On Wed, Feb 22, 2023 at 05:30:43PM +0100, Marek Vasut wrote:
On 2/22/23 16:56, Russell King (Oracle) wrote:
On Wed, Feb 22, 2023 at 04:10:33PM +0100, Marek Vasut wrote:
On 2/22/23 14:03, Russell King (Oracle) wrote:
On Wed, Feb 22, 2023 at 12:50:07PM +0000, Russell King (Oracle) wrote:
On Wed, Feb 22, 2023 at 04:17:38AM +0100, Marek Vasut wrote:
diff --git a/drivers/net/dsa/microchip/ksz_common.c b/drivers/net/dsa/microchip/ksz_common.c index 729b36eeb2c46..7fc2155d93d6e 100644 --- a/drivers/net/dsa/microchip/ksz_common.c +++ b/drivers/net/dsa/microchip/ksz_common.c @@ -319,7 +319,7 @@ static const u16 ksz8795_regs[] = { [S_BROADCAST_CTRL] = 0x06, [S_MULTICAST_CTRL] = 0x04, [P_XMII_CTRL_0] = 0x06,
- [P_XMII_CTRL_1] = 0x56,
- [P_XMII_CTRL_1] = 0x06,
Looking at this driver, I have to say that it looks utterly vile from the point of view of being sure that it is correct, and I think this patch illustrates why.
You mention you're using a KSZ8794. This uses the ksz8795_regs array, and ksz8_dev_ops. You claim this is about the P_GMII_1GBIT_M bit, which is bit 6.
This bit is accessed only by ksz_get_gbit() and ksz_set_gbit().
Firstly, ksz_set_gbit() is only called from ksz_port_set_xmii_speed(), which is only called from ksz9477_phylink_mac_link_up().

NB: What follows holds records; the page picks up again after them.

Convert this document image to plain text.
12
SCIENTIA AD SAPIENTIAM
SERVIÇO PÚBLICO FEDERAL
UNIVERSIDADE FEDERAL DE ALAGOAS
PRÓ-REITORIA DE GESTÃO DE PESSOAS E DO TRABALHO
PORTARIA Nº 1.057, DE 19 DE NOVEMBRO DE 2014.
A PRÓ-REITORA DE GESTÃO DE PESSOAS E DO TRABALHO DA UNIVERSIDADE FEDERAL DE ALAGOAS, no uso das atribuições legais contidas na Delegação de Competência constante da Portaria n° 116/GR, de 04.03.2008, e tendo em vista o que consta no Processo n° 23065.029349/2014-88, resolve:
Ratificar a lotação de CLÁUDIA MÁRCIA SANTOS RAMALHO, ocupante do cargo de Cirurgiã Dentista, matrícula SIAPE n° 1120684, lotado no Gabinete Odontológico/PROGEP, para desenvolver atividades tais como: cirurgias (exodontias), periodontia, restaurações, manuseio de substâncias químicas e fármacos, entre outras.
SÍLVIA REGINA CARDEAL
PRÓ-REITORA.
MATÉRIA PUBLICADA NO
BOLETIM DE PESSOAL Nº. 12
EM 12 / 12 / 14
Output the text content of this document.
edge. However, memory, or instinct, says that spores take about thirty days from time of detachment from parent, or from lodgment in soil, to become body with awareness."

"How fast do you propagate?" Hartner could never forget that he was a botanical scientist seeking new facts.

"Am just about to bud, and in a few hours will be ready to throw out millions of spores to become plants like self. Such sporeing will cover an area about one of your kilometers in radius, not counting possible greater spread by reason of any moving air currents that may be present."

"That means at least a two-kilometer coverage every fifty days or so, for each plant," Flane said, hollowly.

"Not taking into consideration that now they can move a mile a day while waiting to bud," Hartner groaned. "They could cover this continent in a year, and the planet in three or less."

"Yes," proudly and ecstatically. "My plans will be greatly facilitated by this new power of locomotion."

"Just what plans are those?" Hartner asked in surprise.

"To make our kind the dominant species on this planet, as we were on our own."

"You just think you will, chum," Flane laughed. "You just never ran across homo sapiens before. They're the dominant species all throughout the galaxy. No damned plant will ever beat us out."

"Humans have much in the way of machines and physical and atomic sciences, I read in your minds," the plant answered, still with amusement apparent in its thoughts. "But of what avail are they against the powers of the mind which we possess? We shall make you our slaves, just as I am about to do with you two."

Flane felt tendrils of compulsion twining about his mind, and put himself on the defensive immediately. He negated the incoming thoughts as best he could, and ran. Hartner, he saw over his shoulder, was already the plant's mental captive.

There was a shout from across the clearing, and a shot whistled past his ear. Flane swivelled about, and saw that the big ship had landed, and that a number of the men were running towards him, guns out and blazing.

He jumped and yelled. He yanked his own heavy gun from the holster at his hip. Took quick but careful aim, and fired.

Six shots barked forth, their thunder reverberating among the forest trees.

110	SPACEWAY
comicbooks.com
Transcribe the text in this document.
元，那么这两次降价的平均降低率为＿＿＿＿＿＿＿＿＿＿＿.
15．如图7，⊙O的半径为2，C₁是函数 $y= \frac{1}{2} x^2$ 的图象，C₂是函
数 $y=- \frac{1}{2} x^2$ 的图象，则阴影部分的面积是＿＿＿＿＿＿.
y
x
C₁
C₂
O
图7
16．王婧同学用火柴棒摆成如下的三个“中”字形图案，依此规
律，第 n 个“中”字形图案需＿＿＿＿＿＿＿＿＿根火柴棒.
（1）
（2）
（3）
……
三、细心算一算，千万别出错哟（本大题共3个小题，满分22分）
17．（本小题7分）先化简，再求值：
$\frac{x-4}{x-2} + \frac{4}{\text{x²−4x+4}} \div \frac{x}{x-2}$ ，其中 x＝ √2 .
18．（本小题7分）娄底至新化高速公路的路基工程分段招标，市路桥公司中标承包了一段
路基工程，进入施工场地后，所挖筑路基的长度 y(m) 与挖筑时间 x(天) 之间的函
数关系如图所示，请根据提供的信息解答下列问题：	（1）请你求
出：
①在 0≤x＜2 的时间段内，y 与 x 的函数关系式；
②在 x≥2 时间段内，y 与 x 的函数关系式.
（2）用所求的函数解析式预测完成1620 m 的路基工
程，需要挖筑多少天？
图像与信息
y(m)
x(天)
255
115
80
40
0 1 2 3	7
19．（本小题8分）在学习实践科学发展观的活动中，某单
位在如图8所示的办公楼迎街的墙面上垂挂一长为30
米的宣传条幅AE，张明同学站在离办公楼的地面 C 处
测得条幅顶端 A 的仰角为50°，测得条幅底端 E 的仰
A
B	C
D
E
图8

This is only referenced by ksz9477_dev_ops and lan937x_dev_ops, but not ksz8_dev_ops. Therefore, ksz_set_gbit() is not called for KSZ8794.
ksz_get_gbit() is only referenced by ksz9477.c in ksz9477_get_interface(), called only by ksz9477_config_cpu_port(). This is only referenced by ksz9477_dev_ops, but not ksz8_dev_ops.
Therefore, my conclusion is that neither of the ksz_*_gbit() functions are called on KSZ8794, and thus your change has no effect on the driver's use of P_GMII_1GBIT_M - I think if you put some debugging printk()s into both ksz_*_gbit() functions, it'll prove that.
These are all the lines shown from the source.